Computational Study of the C-H∙∙∙H-C Contacts in Valine-Methane Complexes.

A series of complexes between neutral Valine and methane that feature potential homopolar C-H∙∙∙H-C contacts were located on the MP2/aug-cc-pVTZ potential energy hypersurface. In order to better estimate the strength of this contacts, the interaction energies were improve by single-point calculations at different levels of theory (MP2, CCSD(T), SAPT2, SAPT2+3) together with Dunning’s basis sets (aug-cc-pVXZ; X=T,Q,5). Topological analysis of the electron density within the QTAIM framework, NCI plots and energy decomposition within the SAPT framework were used to discuss the nature of this interactions.

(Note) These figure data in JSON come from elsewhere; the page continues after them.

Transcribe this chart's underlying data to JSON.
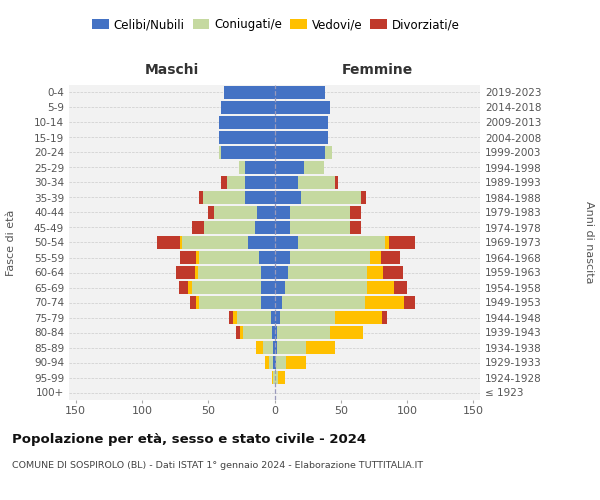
{
  "age_groups": [
    "100+",
    "95-99",
    "90-94",
    "85-89",
    "80-84",
    "75-79",
    "70-74",
    "65-69",
    "60-64",
    "55-59",
    "50-54",
    "45-49",
    "40-44",
    "35-39",
    "30-34",
    "25-29",
    "20-24",
    "15-19",
    "10-14",
    "5-9",
    "0-4"
  ],
  "birth_years": [
    "≤ 1923",
    "1924-1928",
    "1929-1933",
    "1934-1938",
    "1939-1943",
    "1944-1948",
    "1949-1953",
    "1954-1958",
    "1959-1963",
    "1964-1968",
    "1969-1973",
    "1974-1978",
    "1979-1983",
    "1984-1988",
    "1989-1993",
    "1994-1998",
    "1999-2003",
    "2004-2008",
    "2009-2013",
    "2014-2018",
    "2019-2023"
  ],
  "maschi": {
    "celibi": [
      0,
      0,
      1,
      1,
      2,
      3,
      10,
      10,
      10,
      12,
      20,
      15,
      13,
      22,
      22,
      22,
      40,
      42,
      42,
      40,
      38
    ],
    "coniugati": [
      0,
      1,
      3,
      8,
      22,
      25,
      47,
      52,
      48,
      45,
      50,
      38,
      33,
      32,
      14,
      5,
      2,
      0,
      0,
      0,
      0
    ],
    "vedovi": [
      0,
      1,
      3,
      5,
      2,
      3,
      2,
      3,
      2,
      2,
      1,
      0,
      0,
      0,
      0,
      0,
      0,
      0,
      0,
      0,
      0
    ],
    "divorziati": [
      0,
      0,
      0,
      0,
      3,
      3,
      5,
      7,
      14,
      12,
      18,
      9,
      4,
      3,
      4,
      0,
      0,
      0,
      0,
      0,
      0
    ]
  },
  "femmine": {
    "nubili": [
      0,
      0,
      1,
      2,
      2,
      4,
      6,
      8,
      10,
      12,
      18,
      12,
      12,
      20,
      18,
      22,
      38,
      40,
      40,
      42,
      38
    ],
    "coniugate": [
      0,
      3,
      8,
      22,
      40,
      42,
      62,
      62,
      60,
      60,
      65,
      45,
      45,
      45,
      28,
      15,
      5,
      0,
      0,
      0,
      0
    ],
    "vedove": [
      0,
      5,
      15,
      22,
      25,
      35,
      30,
      20,
      12,
      8,
      3,
      0,
      0,
      0,
      0,
      0,
      0,
      0,
      0,
      0,
      0
    ],
    "divorziate": [
      0,
      0,
      0,
      0,
      0,
      4,
      8,
      10,
      15,
      15,
      20,
      8,
      8,
      4,
      2,
      0,
      0,
      0,
      0,
      0,
      0
    ]
  },
  "colors": {
    "celibi": "#4472c4",
    "coniugati": "#c5d9a0",
    "vedovi": "#ffc000",
    "divorziati": "#c0392b"
  },
  "xlim": 155,
  "title": "Popolazione per età, sesso e stato civile - 2024",
  "subtitle": "COMUNE DI SOSPIROLO (BL) - Dati ISTAT 1° gennaio 2024 - Elaborazione TUTTITALIA.IT",
  "xlabel_left": "Maschi",
  "xlabel_right": "Femmine",
  "ylabel_left": "Fasce di età",
  "ylabel_right": "Anni di nascita"
}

The complexes whose monomers only interact though C-H∙∙∙H-C contacts indicate that these interactions are entirely due to dispersion forces, are not directional and are much stronger than expected (the interaction energies of the complexes range from -0.7 to -1.0 kcal/mol). This large value is remarkable considering the small size of the interacting groups herein considered (methane, and one or two Valine’s methyl groups), and indicates that in biological systems, where those interactions can be very numerous in the presence of multiple aliphatic amino acids, if those interactions are not properly model, magnitudes as ligand-receptor affinities, protein-protein interaction energies and protein stabilities might be grossly misestimated. Finally, since some of the computed complexes also include stronger interactions than homopolar C-H∙∙∙H-C contacts, we analyzed if the potential C-H∙∙∙H-C contacts in these complexes are really contributing to stabilize the complexes or are just a geometrical artifact arising from the maximization of stronger interactions.